Computations of the slice genus of virtual knots

Abstract

A virtual knot is an equivalence class of embeddings of $ S^1 $ into thickened (closed oriented) surfaces, up to self-diffeomorphism of the surface and certain handle stabilisations. The slice genus of a virtual knot is defined diagrammatically, in direct analogy to that of a classical knot. However, it may be defined, equivalently, as follows: a representative of a virtual knot is an embedding of $ S^1 $ into a thickened surface $ \Sigma_g \times I $; what is the minimal genus of oriented surfaces $ S \hookrightarrow M \times I $ with the embedded $ S^1 $ as boundary, where $ M $ is an oriented $ 3 $-manifold with $ \partial M = \Sigma_g $?

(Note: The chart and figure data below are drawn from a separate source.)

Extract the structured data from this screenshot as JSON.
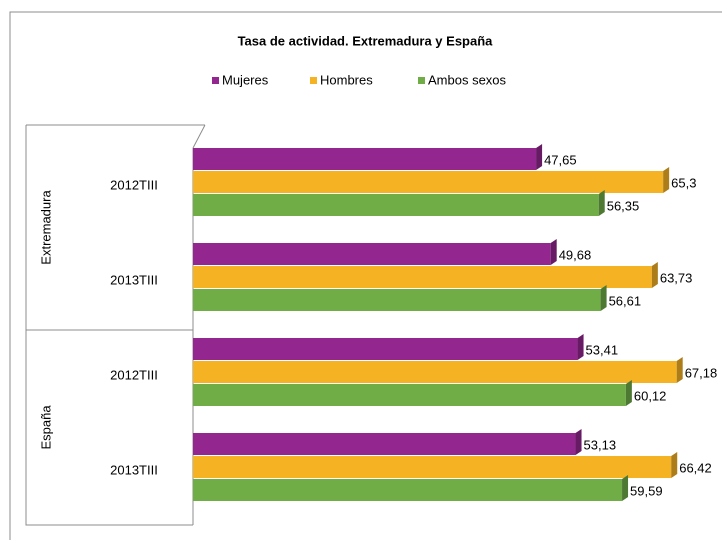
{
  "chart_data": {
    "type": "bar",
    "orientation": "horizontal",
    "title": "Tasa de actividad. Extremadura y España",
    "groups": [
      {
        "name": "Extremadura",
        "categories": [
          "2012TIII",
          "2013TIII"
        ]
      },
      {
        "name": "España",
        "categories": [
          "2012TIII",
          "2013TIII"
        ]
      }
    ],
    "series": [
      {
        "name": "Mujeres",
        "color": "#93278f",
        "values": [
          47.65,
          49.68,
          53.41,
          53.13
        ],
        "value_labels": [
          "47,65",
          "49,68",
          "53,41",
          "53,13"
        ]
      },
      {
        "name": "Hombres",
        "color": "#f5b323",
        "values": [
          65.3,
          63.73,
          67.18,
          66.42
        ],
        "value_labels": [
          "65,3",
          "63,73",
          "67,18",
          "66,42"
        ]
      },
      {
        "name": "Ambos sexos",
        "color": "#70ad47",
        "values": [
          56.35,
          56.61,
          60.12,
          59.59
        ],
        "value_labels": [
          "56,35",
          "56,61",
          "60,12",
          "59,59"
        ]
      }
    ],
    "legend": "top"
  }
}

We compute and estimate the slice genus of all virtual knots of $4$ classical crossings or less. We also compute or estimate the slice genus of $46$ virtual knots of $5$ and $6$ classical crossings whose slice status is not determined in the work of Boden, Chrisman, and Gaudreau. The computations are made using two distinct virtual extensions of the Rasmussen invariant, one due to Dye, Kaestner, and Kauffman, the other due to the author. Specifically, the computations are made using bounds on the two extensions of the Ramussen invariant which we construct and investigate. The bounds are themselves generalisations of those on the classical Rasmussen invariant due, independently, to Kawamura and Lobb. The bounds allow for the computation of the extensions of the Rasmussen invariant in particular cases. As asides we identify a class of virtual knots for which the two extensions of the Rasmussen invariant agree, and show that the extension due to Dye, Kaestner, and Kauffman is additive with respect to the connect sum.